統括官(とうかつかん)は、中央省庁における局長級分掌官の名称である。中央省庁再編の際、局の数の削減に伴って多数新設された。
[編集] 概要
内閣府(7人)、総務省(2人)、厚生労働省(2人)、国土交通省(3人)に置かれており、「政策統括官」と称する。 また外務省には、同様に「国際情報統括官」が置かれているが、同統括官の定員は1人であり、2人以上の統括官で特定事務を分掌しているわけではないので、実際には局長相当職という以上の意義は無い。

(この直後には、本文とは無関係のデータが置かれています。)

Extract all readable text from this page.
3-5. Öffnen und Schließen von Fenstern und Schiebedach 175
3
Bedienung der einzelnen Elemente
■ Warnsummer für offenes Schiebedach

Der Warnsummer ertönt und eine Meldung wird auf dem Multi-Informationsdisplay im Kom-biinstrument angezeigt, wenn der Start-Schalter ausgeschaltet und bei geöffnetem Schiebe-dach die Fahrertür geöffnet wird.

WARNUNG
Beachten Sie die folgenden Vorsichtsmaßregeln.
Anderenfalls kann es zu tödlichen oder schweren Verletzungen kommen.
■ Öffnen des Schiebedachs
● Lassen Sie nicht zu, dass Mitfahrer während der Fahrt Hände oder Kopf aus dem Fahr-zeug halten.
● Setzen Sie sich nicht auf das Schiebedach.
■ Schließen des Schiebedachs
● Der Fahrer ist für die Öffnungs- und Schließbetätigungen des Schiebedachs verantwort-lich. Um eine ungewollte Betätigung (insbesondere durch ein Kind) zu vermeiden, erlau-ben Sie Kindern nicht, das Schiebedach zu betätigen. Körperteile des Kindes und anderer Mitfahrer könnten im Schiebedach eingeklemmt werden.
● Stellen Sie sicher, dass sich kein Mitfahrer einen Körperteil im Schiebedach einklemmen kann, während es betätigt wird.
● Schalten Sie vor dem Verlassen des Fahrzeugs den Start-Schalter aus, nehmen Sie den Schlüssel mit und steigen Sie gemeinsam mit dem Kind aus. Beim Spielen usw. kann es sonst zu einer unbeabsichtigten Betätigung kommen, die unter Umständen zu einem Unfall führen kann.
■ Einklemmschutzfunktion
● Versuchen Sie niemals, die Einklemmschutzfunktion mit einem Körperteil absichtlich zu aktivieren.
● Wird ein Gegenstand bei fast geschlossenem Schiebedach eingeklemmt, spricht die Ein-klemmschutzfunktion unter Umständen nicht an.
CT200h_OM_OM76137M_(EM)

これらの府省には内部部局として、大臣官房、局、統括官があり、各省の組織令(政令)での組織の規定順(いわゆる序列)もそのようになっているが、内閣府に限り、大臣官房、政策統括官、局の順となっている。
[編集] 俗称としての統括官
中央省庁の地方支分部局の一部(例:法務局など)には、指揮決裁系統にやや硬直さのある「課・係制」に代えて、柔軟に機能する「専門官制」をとる例があり、この場合、課長に相当する職として「首席○○官」、課長補佐に相当する職として「統括○○官」などが置かれる。このような官署においては、後者を俗に「統括」あるいは「統括官」と短縮して呼称することがある。
また、国税局や税務署においても「統括国税徴収(調査)官」というポストがあり、略称として「統括官」が使用されている。これは昭和46年に税務署の機構が部課制から部門制に改められた際、従来の係単位が掌握していた部署に課長級のポストを新たに据えるために用いられたものである。このときの機構改革により課長職は「総務課長」もしくは「第一統括官」に改められ、従前の係長が担当していた管理職ポストを「第二~統括官(以降部門の数だけ存在する)」という課長級としてのポストを割り当てることで、処遇の改善を図ったものである。しかし、実際には課といえるほどの規模ではないため(部下数は1部門あたり3~8人で、多くても10人強程度まで)、単位を課ではなく「部門」とし、職名を「統括○○官」に変更したという背景がある。
なお、国税局と税務署とでは課長・統括官の格付けは異なっており、国税局の統括官等は局の課長と同等で税務署では署長クラスに相当し、税務署の総務課長や第一統括官等は国税局の課長補佐に相当する格付けとなっている。